SALT LAKE CITY — High school students got some hands-on experience with science Saturday at the University of Utah.

In one classroom, a boy stood perfectly still as a bowling ball on a long rope he released came within millimeters of his nose on the return. In another, eight young men and women gingerly stretched 30 feet of human intestine across the room.

More than 700 students from Utah, Idaho, Wyoming and Nevada participated in the U.'s 26th annual Science Day. Several volunteers who helped put on the event wore T-shirts reading, "Talk Nerdy To Me."

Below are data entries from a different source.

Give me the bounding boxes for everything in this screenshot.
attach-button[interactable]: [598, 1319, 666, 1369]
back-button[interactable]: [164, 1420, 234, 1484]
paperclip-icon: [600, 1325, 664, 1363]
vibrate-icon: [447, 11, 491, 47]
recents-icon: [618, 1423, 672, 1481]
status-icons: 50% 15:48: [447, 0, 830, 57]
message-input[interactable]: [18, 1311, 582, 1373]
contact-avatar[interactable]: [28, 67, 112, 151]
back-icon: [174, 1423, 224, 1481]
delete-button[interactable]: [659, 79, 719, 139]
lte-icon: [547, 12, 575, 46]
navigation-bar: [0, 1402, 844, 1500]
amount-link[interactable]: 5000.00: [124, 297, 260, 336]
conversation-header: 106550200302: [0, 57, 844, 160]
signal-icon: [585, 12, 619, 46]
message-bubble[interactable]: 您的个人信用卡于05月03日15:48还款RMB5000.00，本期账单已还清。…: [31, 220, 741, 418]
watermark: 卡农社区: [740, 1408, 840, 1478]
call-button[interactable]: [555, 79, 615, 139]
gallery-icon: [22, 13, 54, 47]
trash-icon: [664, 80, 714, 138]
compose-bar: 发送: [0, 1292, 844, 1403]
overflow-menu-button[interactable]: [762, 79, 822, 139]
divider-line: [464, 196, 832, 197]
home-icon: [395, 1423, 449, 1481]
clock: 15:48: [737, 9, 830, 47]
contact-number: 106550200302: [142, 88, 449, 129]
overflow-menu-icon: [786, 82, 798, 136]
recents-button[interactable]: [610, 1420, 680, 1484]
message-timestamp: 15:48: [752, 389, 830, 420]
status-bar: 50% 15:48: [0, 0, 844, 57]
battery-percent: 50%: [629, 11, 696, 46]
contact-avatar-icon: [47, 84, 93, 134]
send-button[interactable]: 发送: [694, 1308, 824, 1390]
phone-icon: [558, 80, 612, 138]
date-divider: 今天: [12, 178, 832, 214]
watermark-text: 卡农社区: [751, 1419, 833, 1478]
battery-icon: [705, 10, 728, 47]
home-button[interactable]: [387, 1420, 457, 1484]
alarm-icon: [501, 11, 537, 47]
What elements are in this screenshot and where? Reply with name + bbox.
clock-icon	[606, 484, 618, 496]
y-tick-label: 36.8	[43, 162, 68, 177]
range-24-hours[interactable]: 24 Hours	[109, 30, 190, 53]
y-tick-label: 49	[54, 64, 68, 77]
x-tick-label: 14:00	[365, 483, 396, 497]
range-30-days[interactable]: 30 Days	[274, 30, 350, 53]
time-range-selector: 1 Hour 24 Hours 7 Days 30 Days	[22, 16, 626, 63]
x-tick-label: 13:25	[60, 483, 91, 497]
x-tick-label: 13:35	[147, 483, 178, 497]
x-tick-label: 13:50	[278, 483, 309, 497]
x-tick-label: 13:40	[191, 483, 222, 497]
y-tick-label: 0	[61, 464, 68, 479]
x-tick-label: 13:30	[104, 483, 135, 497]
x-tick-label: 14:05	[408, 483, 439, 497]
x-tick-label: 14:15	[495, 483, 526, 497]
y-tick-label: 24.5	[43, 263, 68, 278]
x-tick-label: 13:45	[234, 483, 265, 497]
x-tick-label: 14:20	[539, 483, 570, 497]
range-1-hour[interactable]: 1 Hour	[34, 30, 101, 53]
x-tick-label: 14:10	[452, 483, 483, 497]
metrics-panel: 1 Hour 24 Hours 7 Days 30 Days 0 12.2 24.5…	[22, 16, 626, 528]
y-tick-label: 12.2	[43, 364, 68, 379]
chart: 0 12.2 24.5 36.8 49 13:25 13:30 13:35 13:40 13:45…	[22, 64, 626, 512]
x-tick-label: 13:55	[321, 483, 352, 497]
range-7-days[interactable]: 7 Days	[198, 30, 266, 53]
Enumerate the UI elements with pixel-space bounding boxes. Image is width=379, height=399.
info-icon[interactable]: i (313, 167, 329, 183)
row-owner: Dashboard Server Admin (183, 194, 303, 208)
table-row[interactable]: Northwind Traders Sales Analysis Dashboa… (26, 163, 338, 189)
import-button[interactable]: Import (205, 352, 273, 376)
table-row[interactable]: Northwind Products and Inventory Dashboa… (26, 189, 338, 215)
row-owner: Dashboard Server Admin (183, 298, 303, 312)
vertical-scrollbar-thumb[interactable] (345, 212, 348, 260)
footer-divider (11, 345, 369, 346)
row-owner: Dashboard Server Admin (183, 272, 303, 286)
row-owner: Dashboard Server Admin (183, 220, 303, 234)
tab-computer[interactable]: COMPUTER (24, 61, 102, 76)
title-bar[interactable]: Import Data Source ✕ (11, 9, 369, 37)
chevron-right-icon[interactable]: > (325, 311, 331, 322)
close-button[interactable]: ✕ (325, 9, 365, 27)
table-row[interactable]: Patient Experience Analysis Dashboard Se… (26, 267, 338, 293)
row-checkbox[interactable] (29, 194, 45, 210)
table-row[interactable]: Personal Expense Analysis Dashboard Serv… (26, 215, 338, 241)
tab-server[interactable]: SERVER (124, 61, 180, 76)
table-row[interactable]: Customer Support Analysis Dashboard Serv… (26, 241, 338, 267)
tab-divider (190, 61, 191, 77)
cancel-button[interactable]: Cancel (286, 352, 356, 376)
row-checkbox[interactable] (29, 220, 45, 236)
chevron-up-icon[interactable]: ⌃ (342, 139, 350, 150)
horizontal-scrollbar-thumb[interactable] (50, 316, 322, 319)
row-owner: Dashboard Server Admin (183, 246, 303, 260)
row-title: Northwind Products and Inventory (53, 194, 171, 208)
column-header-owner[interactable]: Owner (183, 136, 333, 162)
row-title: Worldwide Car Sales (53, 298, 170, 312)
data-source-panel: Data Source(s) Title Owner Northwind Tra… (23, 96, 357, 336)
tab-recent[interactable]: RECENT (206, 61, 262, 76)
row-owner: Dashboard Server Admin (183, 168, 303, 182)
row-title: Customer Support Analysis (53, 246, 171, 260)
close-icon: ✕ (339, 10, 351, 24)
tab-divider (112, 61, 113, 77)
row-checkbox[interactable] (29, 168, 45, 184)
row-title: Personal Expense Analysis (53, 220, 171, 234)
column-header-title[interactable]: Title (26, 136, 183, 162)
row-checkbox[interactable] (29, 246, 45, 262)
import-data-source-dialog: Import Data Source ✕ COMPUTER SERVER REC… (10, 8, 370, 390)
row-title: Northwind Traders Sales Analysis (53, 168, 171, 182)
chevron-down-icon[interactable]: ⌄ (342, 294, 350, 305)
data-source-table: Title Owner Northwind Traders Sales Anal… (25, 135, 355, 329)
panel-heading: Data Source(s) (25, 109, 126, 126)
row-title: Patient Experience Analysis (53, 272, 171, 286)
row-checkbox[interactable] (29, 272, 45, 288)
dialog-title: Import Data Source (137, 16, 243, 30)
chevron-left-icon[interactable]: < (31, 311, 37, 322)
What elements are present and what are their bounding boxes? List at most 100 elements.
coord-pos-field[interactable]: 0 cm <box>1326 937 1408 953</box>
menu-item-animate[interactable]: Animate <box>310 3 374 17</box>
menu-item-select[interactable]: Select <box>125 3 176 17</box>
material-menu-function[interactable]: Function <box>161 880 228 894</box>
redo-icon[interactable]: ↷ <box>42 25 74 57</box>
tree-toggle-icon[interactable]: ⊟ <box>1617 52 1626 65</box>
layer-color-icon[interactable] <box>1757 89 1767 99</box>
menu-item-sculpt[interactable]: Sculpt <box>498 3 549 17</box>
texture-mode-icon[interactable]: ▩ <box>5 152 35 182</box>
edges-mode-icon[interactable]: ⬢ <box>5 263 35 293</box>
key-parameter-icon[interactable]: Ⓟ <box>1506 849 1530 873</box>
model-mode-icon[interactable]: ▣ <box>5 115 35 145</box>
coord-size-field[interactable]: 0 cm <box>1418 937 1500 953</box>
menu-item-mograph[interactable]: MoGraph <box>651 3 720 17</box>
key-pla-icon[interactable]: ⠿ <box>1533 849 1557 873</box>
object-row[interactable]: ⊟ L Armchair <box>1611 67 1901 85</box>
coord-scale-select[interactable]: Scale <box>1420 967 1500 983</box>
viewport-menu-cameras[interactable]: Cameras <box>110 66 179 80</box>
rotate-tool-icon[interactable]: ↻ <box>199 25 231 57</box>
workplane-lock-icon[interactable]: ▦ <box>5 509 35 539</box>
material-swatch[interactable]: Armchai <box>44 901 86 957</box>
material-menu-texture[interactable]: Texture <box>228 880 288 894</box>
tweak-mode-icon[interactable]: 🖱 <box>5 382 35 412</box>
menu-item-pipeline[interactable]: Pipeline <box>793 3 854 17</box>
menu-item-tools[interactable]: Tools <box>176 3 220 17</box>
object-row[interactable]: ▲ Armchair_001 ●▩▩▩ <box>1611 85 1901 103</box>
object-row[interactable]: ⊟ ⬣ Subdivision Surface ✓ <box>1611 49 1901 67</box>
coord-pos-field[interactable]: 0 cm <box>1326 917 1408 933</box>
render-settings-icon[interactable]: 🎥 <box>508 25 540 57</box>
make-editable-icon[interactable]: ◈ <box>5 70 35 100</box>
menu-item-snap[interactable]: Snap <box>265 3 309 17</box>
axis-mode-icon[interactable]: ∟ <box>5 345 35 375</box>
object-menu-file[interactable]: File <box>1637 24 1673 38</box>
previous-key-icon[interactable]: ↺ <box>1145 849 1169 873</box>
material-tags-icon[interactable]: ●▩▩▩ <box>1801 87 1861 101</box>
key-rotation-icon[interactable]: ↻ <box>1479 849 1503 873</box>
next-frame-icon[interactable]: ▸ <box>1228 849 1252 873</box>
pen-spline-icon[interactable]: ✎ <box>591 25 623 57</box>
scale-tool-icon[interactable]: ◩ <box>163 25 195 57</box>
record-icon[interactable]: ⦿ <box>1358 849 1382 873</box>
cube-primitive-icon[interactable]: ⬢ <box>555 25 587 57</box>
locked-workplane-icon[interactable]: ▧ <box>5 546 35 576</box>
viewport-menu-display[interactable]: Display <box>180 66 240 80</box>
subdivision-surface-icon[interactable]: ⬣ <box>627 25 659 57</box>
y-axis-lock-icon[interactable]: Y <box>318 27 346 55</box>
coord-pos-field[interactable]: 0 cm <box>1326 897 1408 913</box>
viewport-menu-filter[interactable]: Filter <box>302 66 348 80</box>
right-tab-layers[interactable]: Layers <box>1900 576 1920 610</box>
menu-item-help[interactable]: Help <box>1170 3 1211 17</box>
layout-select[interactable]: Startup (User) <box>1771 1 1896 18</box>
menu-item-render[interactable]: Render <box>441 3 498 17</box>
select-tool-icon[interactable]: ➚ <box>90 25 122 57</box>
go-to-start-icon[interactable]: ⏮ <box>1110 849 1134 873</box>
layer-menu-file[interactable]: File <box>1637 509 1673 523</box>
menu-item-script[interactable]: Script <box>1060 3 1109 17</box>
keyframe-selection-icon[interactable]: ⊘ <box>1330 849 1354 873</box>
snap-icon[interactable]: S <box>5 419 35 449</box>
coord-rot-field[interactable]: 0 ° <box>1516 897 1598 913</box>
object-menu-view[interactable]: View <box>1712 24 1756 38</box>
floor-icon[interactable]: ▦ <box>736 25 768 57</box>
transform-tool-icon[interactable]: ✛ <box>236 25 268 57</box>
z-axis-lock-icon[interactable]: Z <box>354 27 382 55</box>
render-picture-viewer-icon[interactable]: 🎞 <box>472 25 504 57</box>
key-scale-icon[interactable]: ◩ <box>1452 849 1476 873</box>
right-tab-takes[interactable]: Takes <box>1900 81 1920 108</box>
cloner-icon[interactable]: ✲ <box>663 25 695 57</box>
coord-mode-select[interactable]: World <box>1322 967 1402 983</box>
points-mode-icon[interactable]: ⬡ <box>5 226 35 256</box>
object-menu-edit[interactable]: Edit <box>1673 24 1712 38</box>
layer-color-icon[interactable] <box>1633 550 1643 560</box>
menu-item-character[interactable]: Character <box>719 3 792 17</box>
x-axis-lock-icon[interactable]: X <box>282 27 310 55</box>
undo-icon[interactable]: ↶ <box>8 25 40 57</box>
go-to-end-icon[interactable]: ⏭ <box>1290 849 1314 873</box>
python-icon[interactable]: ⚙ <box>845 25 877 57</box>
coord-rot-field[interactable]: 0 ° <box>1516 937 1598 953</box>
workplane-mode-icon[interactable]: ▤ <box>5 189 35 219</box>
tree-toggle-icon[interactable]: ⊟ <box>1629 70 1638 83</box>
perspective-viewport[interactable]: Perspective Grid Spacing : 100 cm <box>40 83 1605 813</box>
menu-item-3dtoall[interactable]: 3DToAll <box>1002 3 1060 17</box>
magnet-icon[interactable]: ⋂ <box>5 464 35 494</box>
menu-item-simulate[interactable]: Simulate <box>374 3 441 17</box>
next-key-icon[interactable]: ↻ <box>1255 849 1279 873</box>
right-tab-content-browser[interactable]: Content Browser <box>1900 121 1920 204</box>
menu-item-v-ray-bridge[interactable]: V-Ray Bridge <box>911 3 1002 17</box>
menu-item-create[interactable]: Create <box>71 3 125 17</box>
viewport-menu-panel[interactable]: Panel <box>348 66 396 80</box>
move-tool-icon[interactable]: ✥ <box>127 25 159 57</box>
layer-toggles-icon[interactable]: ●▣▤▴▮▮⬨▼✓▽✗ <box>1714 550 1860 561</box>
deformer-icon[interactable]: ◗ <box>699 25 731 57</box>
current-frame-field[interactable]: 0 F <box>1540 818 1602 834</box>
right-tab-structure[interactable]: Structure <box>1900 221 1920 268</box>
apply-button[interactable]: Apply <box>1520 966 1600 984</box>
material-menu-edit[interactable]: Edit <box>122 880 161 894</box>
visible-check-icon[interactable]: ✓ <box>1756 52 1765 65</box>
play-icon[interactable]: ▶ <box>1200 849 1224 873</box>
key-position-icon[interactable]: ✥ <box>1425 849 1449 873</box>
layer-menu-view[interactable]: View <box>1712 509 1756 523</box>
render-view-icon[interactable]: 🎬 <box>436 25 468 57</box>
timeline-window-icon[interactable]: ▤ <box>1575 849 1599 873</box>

University professors taught 29 workshops with titles such as "The Science of Death and Mayhem," "Drunker Sailors in Disordered Cities" and "Demo-licious Physics."

"I don't do any demonstrations but I have barf bags," forensic dentist Doug Wyler said before launching into his real-life CSI slide show.

Woods Cross High School sophomore Alexa Davis didn't find the photos of decaying and mutilated bodies too gruesome.

"It wasn't gross," she said, adding she likes forensics.

Davis said she also attended the U.'s Engineering Day a few weeks ago.

"There's so many cool classes. The experience that they give is more than you can find in just a regular high school," she said. "I like it because I can explore all the different realms of science to see what I'm interested in before I go to college."

State officials place high emphasis on science, technology, engineering and math or STEM education, saying there will be thousands of jobs in those fields available in Utah when today's high school students graduate from college. The Utah Legislature put an additional $20 million into STEM education this year.

Joshua Martin, a junior at the Academy of Math Engineering and Science, already has a head start. He's concurrently enrolled at the U. taking computer classes and will graduate high school with an associate degree.

"I just enjoy science in almost all of its forms," he said, adding he's particularly interested in mechanical, material and aerospace engineering.

Martin said the daylong event allows students to dabble in many areas. "It's just kind of a cool way to open your eyes and learn a little more," he said.

Keynote speaker Kirk Ririe, CEO of BioFire Defense, told students to learn to lie to themselves about what they can accomplish or, in other words, think big. He told them do something that goes beyond what their professors teach them.

"Develop something new," he said, "and change the world."